Cette déclaration a été reprise comme une preuve de ce qu’avait affirmé le couple (malgré les démentis clairs de l’entreprise ferroviaire) et instrumentalisée par l’extrême droite allemande arrivée en tête en Thuringe début septembre. Sur le compte X de l’AfD, l’ Alternative pour l’Allemagne, parti populiste de droite allemand, on peut lire : “C’est littéralement un billet gratuit qui est délivré en Thuringe : par crainte des agressions, les employés sont encouragés à ne plus vérifier les billets des passagers issus de l’immigration. C’est une capitulation annoncée”.
Des mesures de sécurité renforcées, mais toujours des contrôles
Ce n’est sûrement pas un hasard si cette histoire est montée en épingle de cette façon. Au printemps dernier, la compagnie ferroviaire annonçait des mesures de sécurité renforcées dans un contexte de “tendance croissante à la violence et à l’agressivité” dans leurs trains, “en particulier sur la ligne Erfurt – Meiningen”, précisait un communiqué publié le 10 mai 2024.
Parmi les nouvelles mesures, ils ne mentionnent pas la possibilité de ne pas contrôler certains titres de transport, mais parlent plutôt d’un “service de sécurité supplémentaire”, ainsi que de “consultations répétées entre nos entreprises de transport et la police fédérale et régionale”.
Dans ce communiqué, la compagnie ferroviaire indique que les règles de circulation dans les trains sont depuis peu expliquées lors de réunions d’information, dans un centre d’accueil de migrants du coin. Au printemps, des incidents avaient eu lieu sur la ligne Erfurt-Suhl, rapporte un article du Thüringer Allgemeine.

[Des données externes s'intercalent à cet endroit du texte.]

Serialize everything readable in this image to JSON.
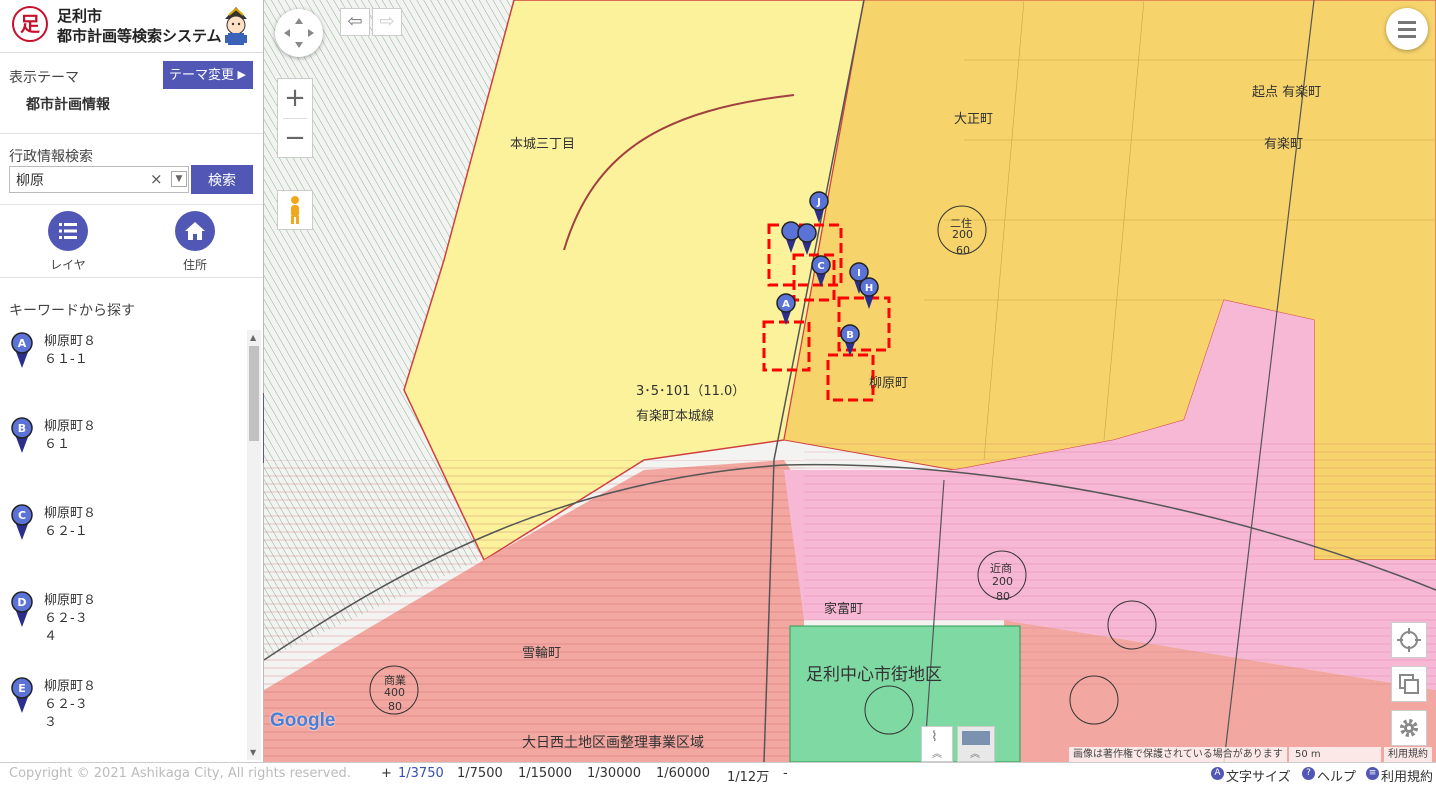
{
  "header": {
    "logo_glyph": "足",
    "city": "足利市",
    "system": "都市計画等検索システム"
  },
  "theme": {
    "label": "表示テーマ",
    "button": "テーマ変更",
    "current": "都市計画情報"
  },
  "admin_search": {
    "label": "行政情報検索",
    "value": "柳原",
    "clear": "×",
    "dropdown": "▼",
    "button": "検索"
  },
  "actions": {
    "layer": "レイヤ",
    "address": "住所"
  },
  "keyword": {
    "label": "キーワードから探す"
  },
  "results": [
    {
      "pin": "A",
      "line1": "柳原町８",
      "line2": "６１-１",
      "line3": ""
    },
    {
      "pin": "B",
      "line1": "柳原町８",
      "line2": "６１",
      "line3": ""
    },
    {
      "pin": "C",
      "line1": "柳原町８",
      "line2": "６２-１",
      "line3": ""
    },
    {
      "pin": "D",
      "line1": "柳原町８",
      "line2": "６２-３",
      "line3": "４"
    },
    {
      "pin": "E",
      "line1": "柳原町８",
      "line2": "６２-３",
      "line3": "３"
    }
  ],
  "collapse_glyph": "«",
  "map": {
    "labels": {
      "honjo": "本城三丁目",
      "route_num": "3･5･101（11.0）",
      "route_name": "有楽町本城線",
      "yanagihara": "柳原町",
      "taisho": "大正町",
      "yuraku": "有楽町",
      "district": "足利中心市街地区",
      "project": "大日西土地区画整理事業区域",
      "yukiwa": "雪輪町",
      "ieTomi": "家富町",
      "kiten": "起点 有楽町",
      "zone_2ju": "二住",
      "zone_kinsho": "近商",
      "zone_shogyo": "商業"
    },
    "zone_values": {
      "a": "200",
      "b": "60",
      "c": "200",
      "d": "80",
      "e": "400",
      "f": "80"
    },
    "pins": [
      "J",
      "C",
      "I",
      "H",
      "A",
      "B"
    ],
    "google": "Google",
    "copyright_note": "画像は著作権で保護されている場合があります",
    "scale_text": "50 m",
    "terms": "利用規約"
  },
  "footer": {
    "copyright": "Copyright © 2021 Ashikaga City, All rights reserved.",
    "plus": "+",
    "scales": [
      "1/3750",
      "1/7500",
      "1/15000",
      "1/30000",
      "1/60000",
      "1/12万"
    ],
    "minus": "-",
    "font_size": "文字サイズ",
    "help": "ヘルプ",
    "terms": "利用規約"
  },
  "colors": {
    "accent": "#5157b5",
    "yellow_zone": "#fbf29b",
    "orange_zone": "#f6d36b",
    "red_zone": "#f2a8a0",
    "pink_zone": "#f7b8d6",
    "green_zone": "#7fd9a3",
    "highlight": "#ff0000"
  }
}
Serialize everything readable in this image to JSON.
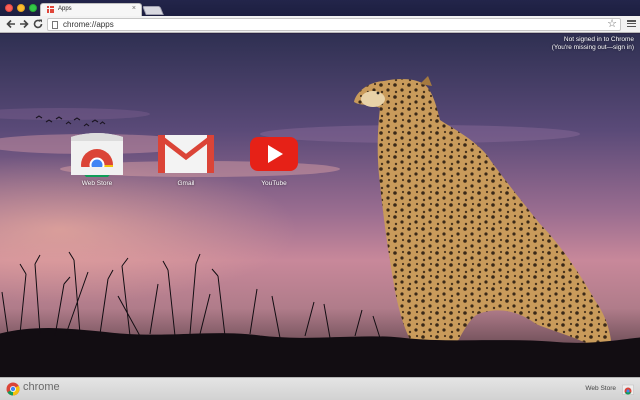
{
  "window": {
    "tab_title": "Apps",
    "tab_close": "×"
  },
  "toolbar": {
    "url": "chrome://apps"
  },
  "account": {
    "line1": "Not signed in to Chrome",
    "line2": "(You're missing out—sign in)"
  },
  "apps": [
    {
      "label": "Web Store",
      "icon": "chrome-web-store-icon"
    },
    {
      "label": "Gmail",
      "icon": "gmail-icon"
    },
    {
      "label": "YouTube",
      "icon": "youtube-icon"
    }
  ],
  "bottom_bar": {
    "brand": "chrome",
    "webstore_link": "Web Store"
  },
  "colors": {
    "chrome_red": "#db4437",
    "chrome_yellow": "#f4c20d",
    "chrome_green": "#0f9d58",
    "chrome_blue": "#4285f4",
    "youtube_red": "#e62117"
  }
}
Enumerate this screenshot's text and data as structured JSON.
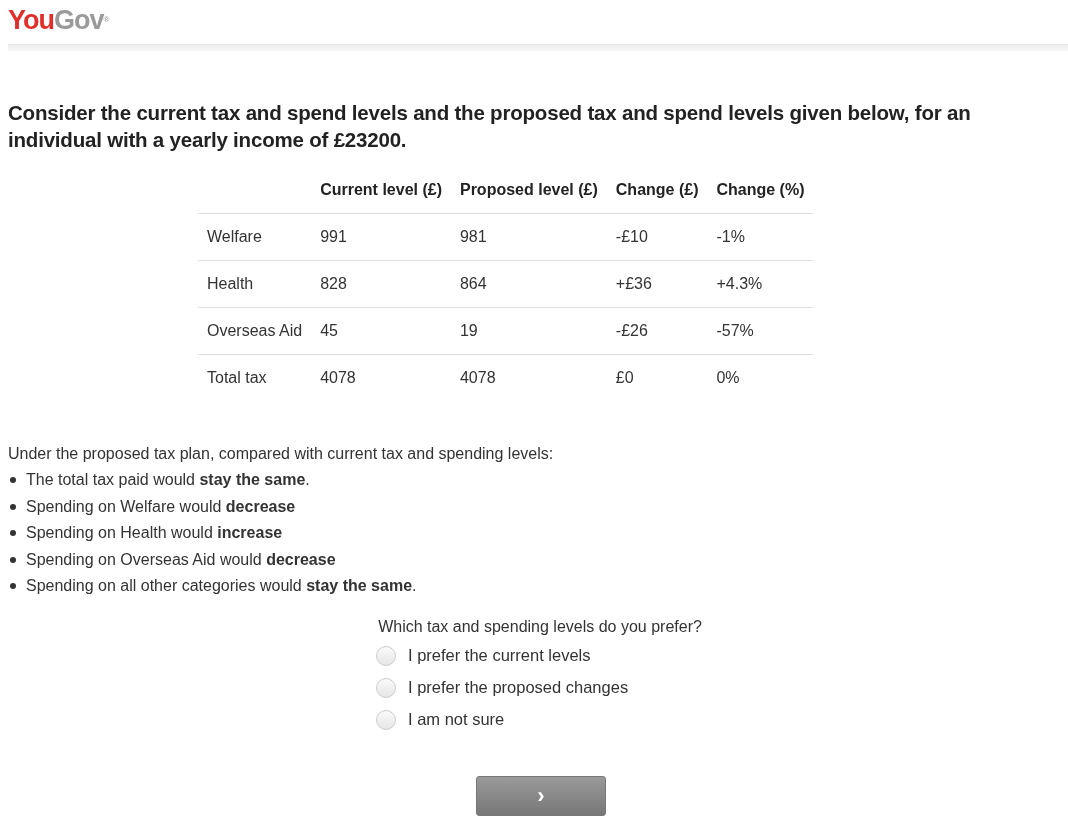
{
  "logo": {
    "first": "You",
    "second": "Gov",
    "mark": "®"
  },
  "question": "Consider the current tax and spend levels and the proposed tax and spend levels given below, for an individual with a yearly income of £23200.",
  "table": {
    "columns": [
      "",
      "Current level (£)",
      "Proposed level (£)",
      "Change (£)",
      "Change (%)"
    ],
    "rows": [
      [
        "Welfare",
        "991",
        "981",
        "-£10",
        "-1%"
      ],
      [
        "Health",
        "828",
        "864",
        "+£36",
        "+4.3%"
      ],
      [
        "Overseas Aid",
        "45",
        "19",
        "-£26",
        "-57%"
      ],
      [
        "Total tax",
        "4078",
        "4078",
        "£0",
        "0%"
      ]
    ]
  },
  "summary_intro": "Under the proposed tax plan, compared with current tax and spending levels:",
  "summary_items": [
    "The total tax paid would **stay the same**.",
    "Spending on Welfare would **decrease**",
    "Spending on Health would **increase**",
    "Spending on Overseas Aid would **decrease**",
    "Spending on all other categories would **stay the same**."
  ],
  "prompt": "Which tax and spending levels do you prefer?",
  "options": [
    {
      "label": "I prefer the current levels",
      "selected": false
    },
    {
      "label": "I prefer the proposed changes",
      "selected": false
    },
    {
      "label": "I am not sure",
      "selected": false
    }
  ],
  "next_button": "›"
}
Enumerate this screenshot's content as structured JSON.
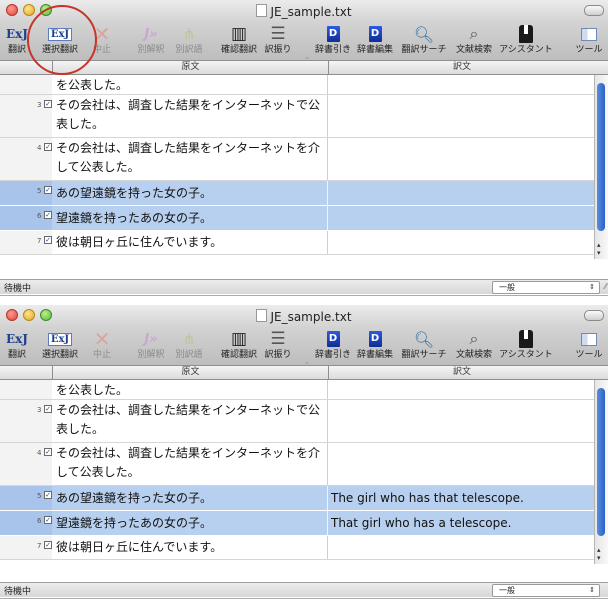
{
  "window_title": "JE_sample.txt",
  "toolbar": {
    "translate": "翻訳",
    "selection_translate": "選択翻訳",
    "stop": "中止",
    "alt_interpretation": "別解釈",
    "alt_word": "別訳語",
    "confirm_translate": "確認翻訳",
    "reading_assign": "訳振り",
    "dictionary_lookup": "辞書引き",
    "dictionary_edit": "辞書編集",
    "translation_search": "翻訳サーチ",
    "literature_search": "文献検索",
    "assistant": "アシスタント",
    "tools": "ツール",
    "ej_icon": "ExJ"
  },
  "columns": {
    "source": "原文",
    "translation": "訳文"
  },
  "rows": [
    {
      "num": "",
      "checked": false,
      "source": "を公表した。",
      "translation_top": "",
      "translation_bottom": "",
      "selected": false
    },
    {
      "num": "3",
      "checked": true,
      "source": "その会社は、調査した結果をインターネットで公表した。",
      "translation_top": "",
      "translation_bottom": "",
      "selected": false
    },
    {
      "num": "4",
      "checked": true,
      "source": "その会社は、調査した結果をインターネットを介して公表した。",
      "translation_top": "",
      "translation_bottom": "",
      "selected": false
    },
    {
      "num": "5",
      "checked": true,
      "source": "あの望遠鏡を持った女の子。",
      "translation_top": "",
      "translation_bottom": "The girl who has that telescope.",
      "selected": true
    },
    {
      "num": "6",
      "checked": true,
      "source": "望遠鏡を持ったあの女の子。",
      "translation_top": "",
      "translation_bottom": "That girl who has a telescope.",
      "selected": true
    },
    {
      "num": "7",
      "checked": true,
      "source": "彼は朝日ヶ丘に住んでいます。",
      "translation_top": "",
      "translation_bottom": "",
      "selected": false
    }
  ],
  "status": {
    "text": "待機中",
    "mode": "一般"
  },
  "annotation": {
    "color": "#c7342a"
  },
  "colors": {
    "selection": "#b8d0ef",
    "scroll_thumb": "#2a62c6"
  }
}
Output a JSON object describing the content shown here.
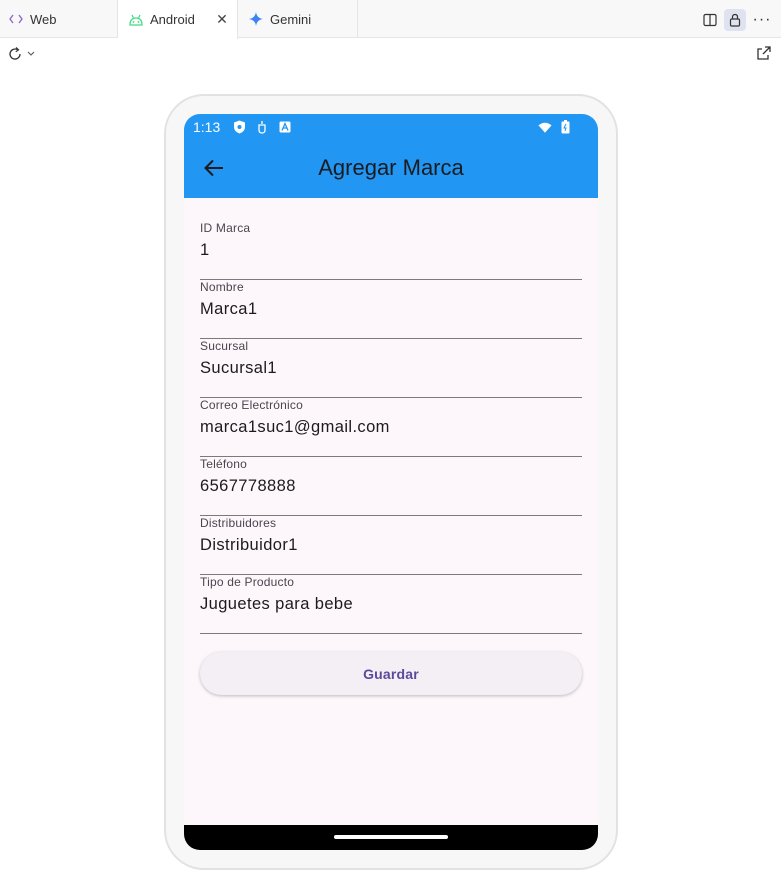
{
  "tabs": [
    {
      "label": "Web",
      "icon": "code-icon"
    },
    {
      "label": "Android",
      "icon": "android-icon",
      "active": true
    },
    {
      "label": "Gemini",
      "icon": "gemini-sparkle-icon"
    }
  ],
  "status_bar": {
    "time": "1:13"
  },
  "app_bar": {
    "title": "Agregar Marca"
  },
  "form": {
    "fields": [
      {
        "label": "ID Marca",
        "value": "1"
      },
      {
        "label": "Nombre",
        "value": "Marca1"
      },
      {
        "label": "Sucursal",
        "value": "Sucursal1"
      },
      {
        "label": "Correo Electrónico",
        "value": "marca1suc1@gmail.com"
      },
      {
        "label": "Teléfono",
        "value": "6567778888"
      },
      {
        "label": "Distribuidores",
        "value": "Distribuidor1"
      },
      {
        "label": "Tipo de Producto",
        "value": "Juguetes para bebe"
      }
    ],
    "save_label": "Guardar"
  },
  "colors": {
    "app_bar": "#2196f3",
    "screen_bg": "#fdf7fb",
    "button_text": "#5b4a9a"
  }
}
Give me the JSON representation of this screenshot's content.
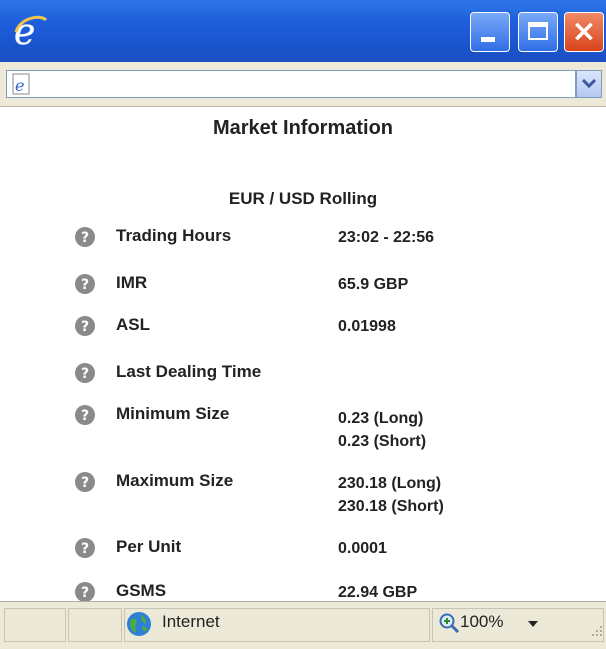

Mais depuis que des fonds ont été débloqués pour réaliser ces mesures, à la fois sécuritaires et d’information, le nombre d’incidents a diminué, indique l’article.
À toutes fins utiles, les responsables de la ligne avaient rappelé dès le mois de mai que cette augmentation d’agressivité ne concernait pas seulement les étrangers : “Les situations d’insultes, de grossièretés, d’agressions, etc, dans nos trains ne sont pas uniquement le fait de personnes issues de l’immigration, loin de là”. Ils ajoutent, pour clore leur communiqué, que “les passagers allemands se font malheureusement aussi très souvent remarquer par leur niveau élevé d’agressivité”.